An important part of Israel’s strategy in avoiding international fallout from its treatment of Palestinians is its propaganda that effectively erases the asymmetries of power and violence between the parties.

Tabraz reiterated the ubiquity of the narratives perpetrated by Israel, with what Noam Chomsky had termed as “thought control.”

Noam Chomsky (1986) describes it as a system of “thought control” in one of his seminal assessments of Arab-Israeli peace process during the mid-1980s. Taking into account important terms like the “peace process”, “rejectionism”, “extremism”, “terrorism” and “retaliation”, etc, that inform all the cognitive categories of this discourse, Chomsky shows how this system of thought control provides a context in which these terms acquire dominant meaning based on what is being elided rather than what is being said.

Peace, for example, is one such term.
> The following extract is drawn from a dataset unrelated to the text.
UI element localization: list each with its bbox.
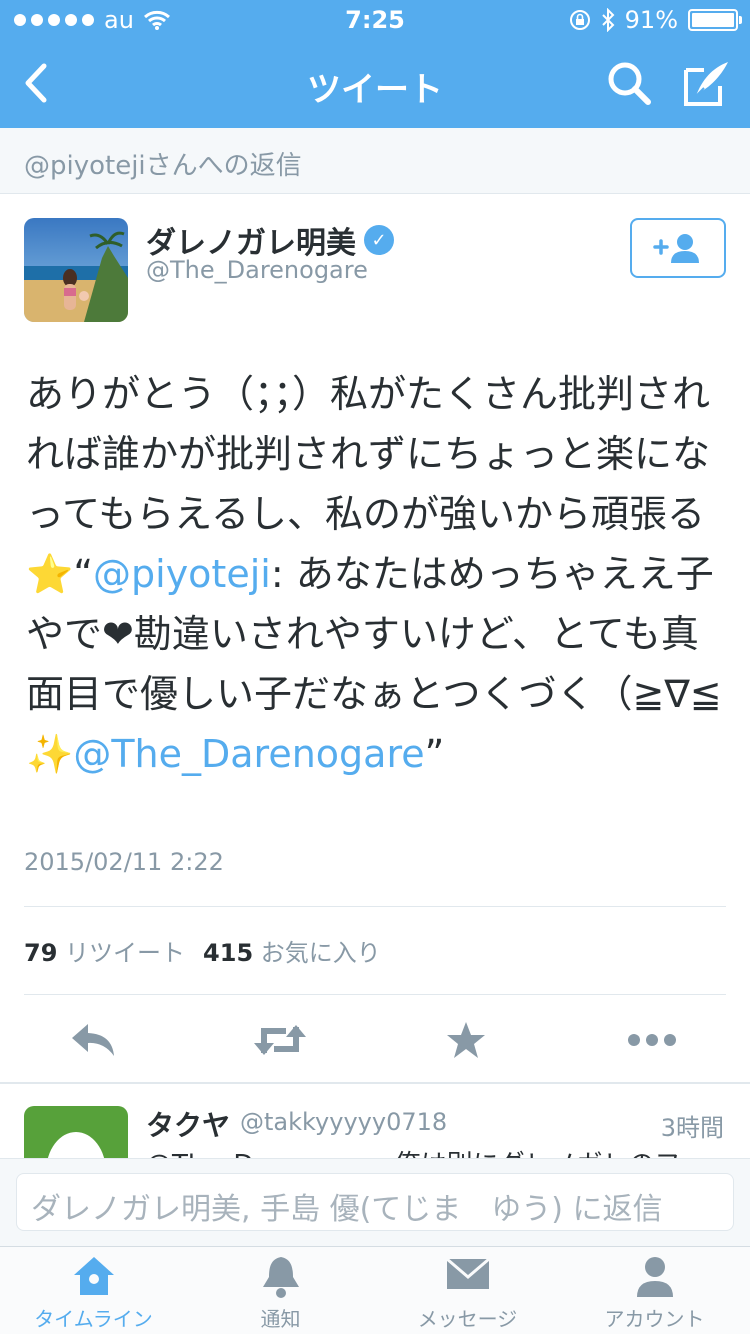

To say everyone seeks peace is a meaningless statement unless it also answers the important question on whose terms it is being demanded, argued Tabraz.

A public discourse that condemns Palestinians for rejecting peace remains silent over the fact that it is on American/Israeli terms that the peace is sought and hence does not question the obvious implication of this peace for the Palestinians which, for Chomsky, “happen to deny them the right to national self determination, but unwillingness to accept this consequence demonstrates that the Palestinians do not seek peace”. The discourse does not even find it necessary to ask similar question to US and Israel if they are ready to seek peace.

It is with this context of narrative framing that one notes the impunity enjoyed by Israel, which has continued into 2021.

The international community, the United Nations (UN) in parti­cular, has failed to do its duty so far and stop Israel from extending and intensifying its occupation and committing repeated war crimes.